Clooney's slick lines as Governor Mike Morris - "integrity matters, our future depends on it" - inevitably draw comparisons with a United States currently weighed down by bitter political struggles between Republicans and Democrats.
The seasoned star will be hoping to bag his first Golden Lion as a director after winning best screenplay and best actor in Venice in 2005 for "Goodnight and Goodluck" but losing the Lion to Ang Lee's "Brokeback Mountain."
As Venice prepared for the big opening ceremony, luxury hotels buzzed with fans hopeful of catching a glimpse of a-listers from Jude Law and Gwyneth Paltrow, to "The Godfather" great Al Pacino, and superstar Madonna.
The glamour at the opening ceremony is set to continue into Thursday with the world premieres of French-Polish director Roman Polanski's "Carnage" and Madonna's "W.E," which is screening out of competition.
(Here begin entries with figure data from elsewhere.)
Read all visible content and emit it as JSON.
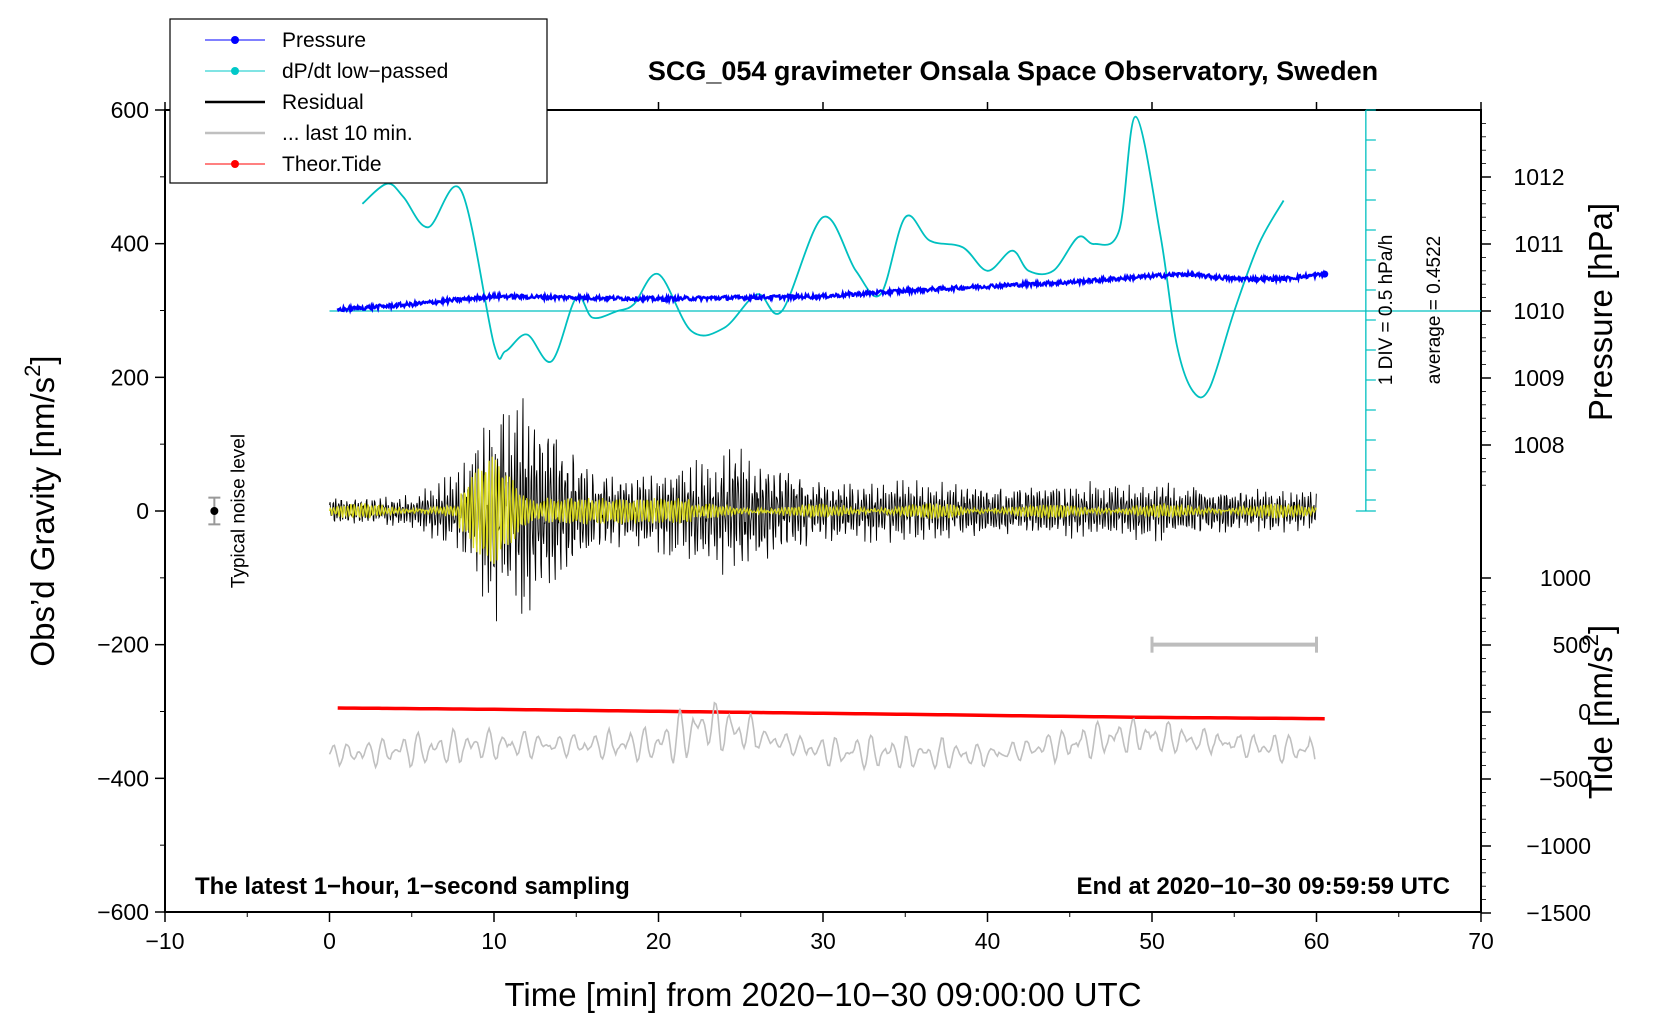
{
  "chart_data": {
    "type": "line",
    "title": "SCG_054 gravimeter Onsala Space Observatory, Sweden",
    "xlabel": "Time [min] from 2020−10−30 09:00:00 UTC",
    "ylabel_left": "Obs’d Gravity [nm/s",
    "ylabel_left_sup": "2",
    "ylabel_left_end": "]",
    "ylabel_right_top": "Pressure [hPa]",
    "ylabel_right_bottom": "Tide [nm/s",
    "ylabel_right_bottom_sup": "2",
    "ylabel_right_bottom_end": "]",
    "xlim": [
      -10,
      70
    ],
    "ylim": [
      -600,
      600
    ],
    "pressure_lim": [
      1007,
      1013
    ],
    "tide_lim": [
      -1500,
      1000
    ],
    "x_ticks": [
      -10,
      0,
      10,
      20,
      30,
      40,
      50,
      60,
      70
    ],
    "x_tick_labels": [
      "−10",
      "0",
      "10",
      "20",
      "30",
      "40",
      "50",
      "60",
      "70"
    ],
    "y_ticks": [
      -600,
      -400,
      -200,
      0,
      200,
      400,
      600
    ],
    "y_tick_labels": [
      "−600",
      "−400",
      "−200",
      "0",
      "200",
      "400",
      "600"
    ],
    "pressure_ticks": [
      1008,
      1009,
      1010,
      1011,
      1012
    ],
    "pressure_tick_labels": [
      "1008",
      "1009",
      "1010",
      "1011",
      "1012"
    ],
    "tide_ticks": [
      -1500,
      -1000,
      -500,
      0,
      500,
      1000
    ],
    "tide_tick_labels": [
      "−1500",
      "−1000",
      "−500",
      "0",
      "500",
      "1000"
    ],
    "legend": {
      "position": "top-left",
      "entries": [
        {
          "label": "Pressure",
          "color": "#0000ff",
          "marker": true
        },
        {
          "label": "dP/dt low−passed",
          "color": "#00c8c8",
          "marker": true
        },
        {
          "label": "Residual",
          "color": "#000000",
          "marker": false
        },
        {
          "label": "... last 10 min.",
          "color": "#c0c0c0",
          "marker": false
        },
        {
          "label": "Theor.Tide",
          "color": "#ff0000",
          "marker": true
        }
      ]
    },
    "series": [
      {
        "name": "Pressure",
        "color": "#0000ff",
        "units": "hPa",
        "x": [
          0.5,
          5,
          10,
          15,
          20,
          25,
          30,
          35,
          40,
          45,
          50,
          52,
          55,
          58,
          60.5
        ],
        "values": [
          1010.02,
          1010.1,
          1010.22,
          1010.2,
          1010.18,
          1010.2,
          1010.22,
          1010.3,
          1010.37,
          1010.43,
          1010.52,
          1010.55,
          1010.48,
          1010.48,
          1010.55
        ]
      },
      {
        "name": "dP/dt low-passed",
        "color": "#00c8c8",
        "units": "scaled, 1 DIV = 0.5 hPa/h, baseline at 1010 hPa",
        "x": [
          2,
          3.5,
          4.5,
          6,
          8,
          10,
          10.7,
          12,
          13.5,
          15,
          16,
          17.5,
          18.5,
          20,
          22,
          24,
          26,
          27.5,
          30,
          32,
          33.5,
          35,
          36.5,
          38.5,
          40,
          41.5,
          42.5,
          44,
          45.5,
          46.5,
          48,
          49,
          50.5,
          51.5,
          52.5,
          53.5,
          55,
          56.5,
          58
        ],
        "values": [
          1011.6,
          1011.9,
          1011.7,
          1011.25,
          1011.8,
          1009.5,
          1009.4,
          1009.65,
          1009.25,
          1010.2,
          1009.9,
          1010.0,
          1010.1,
          1010.55,
          1009.7,
          1009.75,
          1010.25,
          1010.0,
          1011.4,
          1010.6,
          1010.25,
          1011.4,
          1011.05,
          1010.95,
          1010.6,
          1010.9,
          1010.6,
          1010.6,
          1011.1,
          1011.0,
          1011.2,
          1012.9,
          1011.15,
          1009.5,
          1008.8,
          1008.85,
          1010.0,
          1011.0,
          1011.65
        ]
      },
      {
        "name": "Residual",
        "color": "#000000",
        "units": "nm/s2",
        "x": [
          0,
          5,
          8,
          10,
          12,
          14,
          16,
          20,
          25,
          30,
          40,
          50,
          60
        ],
        "values": [
          20,
          25,
          60,
          170,
          170,
          140,
          60,
          60,
          100,
          50,
          40,
          45,
          30
        ]
      },
      {
        "name": "... last 10 min.",
        "color": "#c0c0c0",
        "units": "nm/s2 (offset trace)",
        "x": [
          0,
          10,
          20,
          23,
          30,
          40,
          49,
          60
        ],
        "values": [
          -365,
          -350,
          -350,
          -320,
          -360,
          -365,
          -335,
          -360
        ]
      },
      {
        "name": "Theor.Tide",
        "color": "#ff0000",
        "units": "nm/s2",
        "x": [
          0.5,
          10,
          20,
          30,
          40,
          50,
          60.5
        ],
        "values": [
          30,
          20,
          5,
          -10,
          -25,
          -40,
          -50
        ]
      }
    ],
    "annotations": {
      "noise_label": "Typical noise level",
      "noise_x": -7,
      "noise_value": 0,
      "noise_halfwidth": 20,
      "scale_bar": {
        "x_start": 50,
        "x_end": 60,
        "y": -200
      },
      "pressure_scale_label": "1 DIV = 0.5 hPa/h",
      "average_label": "average = 0.4522",
      "bottom_left_note": "The latest 1−hour, 1−second sampling",
      "bottom_right_note": "End at 2020−10−30 09:59:59 UTC"
    }
  }
}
Jodie Foster and Kate Winslet are expected on the red carpet for "Carnage," but Polanski will not be present. Wanted in the United States for alleged sexual assault back in 1977, he risks extradition should he travel to Italy.
Screaming fans will be out in force again on Thursday evening, however, for the premier of "W.E.", Madonna's film about King Edward VIII's romance with American divorcee Wallis Simpson.
"W.E.", starring British actors James D'Arcy and Andrea Riseborough, was two years in the making, and explores the controversial love story between the Duke and Duchess of Windsor through the eyes of a lonely modern-day New Yorker.